In regards to IB, Petterfy rightly believes that minimizing trading costs must lead to routing everything to a central exchange for auction. Of course, we don’t have a central exchange and PFOF routes less to exchanges, which widens the quotes, which artificial leads to better price improvement. Why does this toxic cycle exist? Because that maximizes market maker profits in the age of digitization and penny wide quotes.

TL:DR Don’t place market orders. But if you do, place them at brokerage houses that sell your orders for internalization (i.e never go to an exchange).

Korr,

Thank you. Can you expand on this for “marketable limit orders” and also on VWAP orders (and percent-of-volume orders) if this has been an interest of yours?

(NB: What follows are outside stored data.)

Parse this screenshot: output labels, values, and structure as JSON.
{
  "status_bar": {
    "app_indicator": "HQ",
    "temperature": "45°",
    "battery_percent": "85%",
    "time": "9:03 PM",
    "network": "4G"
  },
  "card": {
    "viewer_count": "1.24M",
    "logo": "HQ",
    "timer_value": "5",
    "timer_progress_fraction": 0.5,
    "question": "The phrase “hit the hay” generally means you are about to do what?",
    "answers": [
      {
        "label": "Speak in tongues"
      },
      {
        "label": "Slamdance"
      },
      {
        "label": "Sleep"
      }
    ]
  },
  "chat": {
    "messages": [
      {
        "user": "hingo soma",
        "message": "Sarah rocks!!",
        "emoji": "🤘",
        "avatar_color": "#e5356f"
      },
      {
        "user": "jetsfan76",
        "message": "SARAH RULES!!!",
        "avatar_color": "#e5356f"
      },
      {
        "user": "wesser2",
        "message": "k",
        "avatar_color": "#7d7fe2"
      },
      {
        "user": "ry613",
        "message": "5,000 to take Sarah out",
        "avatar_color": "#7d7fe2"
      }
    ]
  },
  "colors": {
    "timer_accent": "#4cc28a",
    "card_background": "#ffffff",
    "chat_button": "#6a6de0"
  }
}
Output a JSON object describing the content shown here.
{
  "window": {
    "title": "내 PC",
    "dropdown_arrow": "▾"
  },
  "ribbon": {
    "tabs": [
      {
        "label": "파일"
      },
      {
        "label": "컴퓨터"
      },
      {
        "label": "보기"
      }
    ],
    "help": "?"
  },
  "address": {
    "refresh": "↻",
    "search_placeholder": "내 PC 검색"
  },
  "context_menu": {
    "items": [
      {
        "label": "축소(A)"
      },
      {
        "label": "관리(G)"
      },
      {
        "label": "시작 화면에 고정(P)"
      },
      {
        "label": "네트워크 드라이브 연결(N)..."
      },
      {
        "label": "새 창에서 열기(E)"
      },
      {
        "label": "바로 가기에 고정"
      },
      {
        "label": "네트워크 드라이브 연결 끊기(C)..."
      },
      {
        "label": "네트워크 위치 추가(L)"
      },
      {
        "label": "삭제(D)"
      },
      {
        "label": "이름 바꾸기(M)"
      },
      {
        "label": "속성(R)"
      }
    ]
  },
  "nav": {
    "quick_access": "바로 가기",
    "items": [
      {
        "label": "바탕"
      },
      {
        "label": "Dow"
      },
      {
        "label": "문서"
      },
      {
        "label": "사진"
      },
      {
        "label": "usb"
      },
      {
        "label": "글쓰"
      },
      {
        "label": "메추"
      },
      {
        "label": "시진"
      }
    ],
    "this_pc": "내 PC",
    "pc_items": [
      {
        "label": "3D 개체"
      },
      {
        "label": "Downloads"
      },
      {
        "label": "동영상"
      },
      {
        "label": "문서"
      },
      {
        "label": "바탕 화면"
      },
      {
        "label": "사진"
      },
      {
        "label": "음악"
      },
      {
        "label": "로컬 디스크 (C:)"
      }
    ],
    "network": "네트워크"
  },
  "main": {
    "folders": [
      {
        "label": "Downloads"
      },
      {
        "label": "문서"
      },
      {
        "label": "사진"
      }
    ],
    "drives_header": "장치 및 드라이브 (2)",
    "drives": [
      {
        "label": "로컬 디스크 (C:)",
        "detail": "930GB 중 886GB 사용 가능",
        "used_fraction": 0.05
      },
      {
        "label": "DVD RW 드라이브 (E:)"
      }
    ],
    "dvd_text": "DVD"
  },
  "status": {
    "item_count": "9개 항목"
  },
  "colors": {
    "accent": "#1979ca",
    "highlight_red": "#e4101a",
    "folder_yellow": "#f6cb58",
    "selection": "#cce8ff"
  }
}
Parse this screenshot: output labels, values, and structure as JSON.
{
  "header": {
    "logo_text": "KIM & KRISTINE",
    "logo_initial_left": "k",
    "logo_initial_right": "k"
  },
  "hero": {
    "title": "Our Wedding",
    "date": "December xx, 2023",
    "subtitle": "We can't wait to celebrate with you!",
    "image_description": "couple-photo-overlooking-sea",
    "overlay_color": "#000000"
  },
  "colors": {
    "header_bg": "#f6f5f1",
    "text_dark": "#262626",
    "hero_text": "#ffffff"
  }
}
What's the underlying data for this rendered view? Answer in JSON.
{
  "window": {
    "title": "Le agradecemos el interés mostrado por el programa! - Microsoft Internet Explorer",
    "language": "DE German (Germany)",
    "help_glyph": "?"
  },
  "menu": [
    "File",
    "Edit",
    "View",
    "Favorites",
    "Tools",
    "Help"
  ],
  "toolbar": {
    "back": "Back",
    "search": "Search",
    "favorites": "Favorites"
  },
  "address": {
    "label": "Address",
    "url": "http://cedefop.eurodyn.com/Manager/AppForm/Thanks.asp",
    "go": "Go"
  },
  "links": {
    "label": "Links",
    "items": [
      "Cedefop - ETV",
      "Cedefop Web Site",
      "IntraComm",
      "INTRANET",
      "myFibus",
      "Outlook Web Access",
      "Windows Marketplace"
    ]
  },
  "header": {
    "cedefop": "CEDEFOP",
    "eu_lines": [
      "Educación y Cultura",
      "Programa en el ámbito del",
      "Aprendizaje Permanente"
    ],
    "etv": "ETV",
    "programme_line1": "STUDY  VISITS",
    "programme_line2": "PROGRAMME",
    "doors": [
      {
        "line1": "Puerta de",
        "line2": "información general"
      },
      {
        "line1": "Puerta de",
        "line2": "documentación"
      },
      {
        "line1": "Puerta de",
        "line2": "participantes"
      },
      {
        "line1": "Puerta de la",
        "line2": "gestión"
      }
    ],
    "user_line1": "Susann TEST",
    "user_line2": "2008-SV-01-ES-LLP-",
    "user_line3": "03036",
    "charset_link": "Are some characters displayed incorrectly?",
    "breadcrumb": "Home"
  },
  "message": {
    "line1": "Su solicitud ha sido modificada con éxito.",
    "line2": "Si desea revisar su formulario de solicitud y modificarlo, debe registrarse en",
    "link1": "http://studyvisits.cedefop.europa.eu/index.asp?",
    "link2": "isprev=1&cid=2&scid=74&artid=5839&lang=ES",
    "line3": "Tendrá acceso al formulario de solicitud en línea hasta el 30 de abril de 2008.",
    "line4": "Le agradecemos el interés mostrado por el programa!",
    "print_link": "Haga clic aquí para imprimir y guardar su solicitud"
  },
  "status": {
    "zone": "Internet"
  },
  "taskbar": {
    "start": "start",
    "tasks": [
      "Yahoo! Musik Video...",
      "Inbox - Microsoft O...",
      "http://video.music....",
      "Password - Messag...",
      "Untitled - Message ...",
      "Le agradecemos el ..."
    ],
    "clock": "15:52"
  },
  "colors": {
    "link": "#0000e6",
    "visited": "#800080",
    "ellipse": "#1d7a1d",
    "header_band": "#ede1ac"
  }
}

I think a VWAP order is essentially multiple “marketable limit orders” made throughout the day.

I think a marketable limit order MAY get price improvement through internalization at some brokers but also there could be a rebate for being a “market maker” for some of the limit orders (the broker getting some of the rebate) and this could be a factor in where the order is directed. Any data on this in the literature or on the broker’s web sites is limited. E.g., the original paper does not directly address this.

Thank you in advance if you have anything to add with regard to “marketable limit orders” or algorithms like VWAP that may involve a marketable limit order.

Best,

Jim

Hi Jrinne,

I have no experience with marketable limit orders so I can’t speak to personal experience. The reason I don’t is because every time one crosses the spread, one overpays – paying a convenience (aka liquidity) fee to the market makers.

I have experience and some knowledge with VWAP orders. This is a highly competitive market as VWAP ex ante is theoretical - that is the benchmark by which the order is measured. So anyone who has designed a VWAP algo is continually improving the mechanics of the algo to remain competitive. I believe, but cannot be certain – all these mechanics are held private – all utilize a variety of order types. The idea is that you want to trade when volume is heaviest as you trade against customers, not dealers, so overall costs are minimized. Since book depths are notoriously misleading , one must minimize order size all else equal, resulting in having multiple round lot orders.

What’s the best way to get filled and minimize both moving the spread and crossing it? The consensus has been and continues to be VWAP. This is not to say other order types, including algos but excluding market orders, are worse. Just depends on what you are you trying to achieve.

Hope that is informative for you.

Korr,

Thank you. I get what you are saying about sending a limit order to an exchange (and internalization). I appreciate your further insights.

Jim

Thomas Peterffy–the CEO of IB–just sent out an email regarding trading costs. Among other things, he explained that when a marketable order trades with a limit order on IBs dark pool, the price will favor the limit order. That’s by design.

In other words, the study that I quoted to start this thread is not applicable to limit orders (or any other non-marketable order) at all.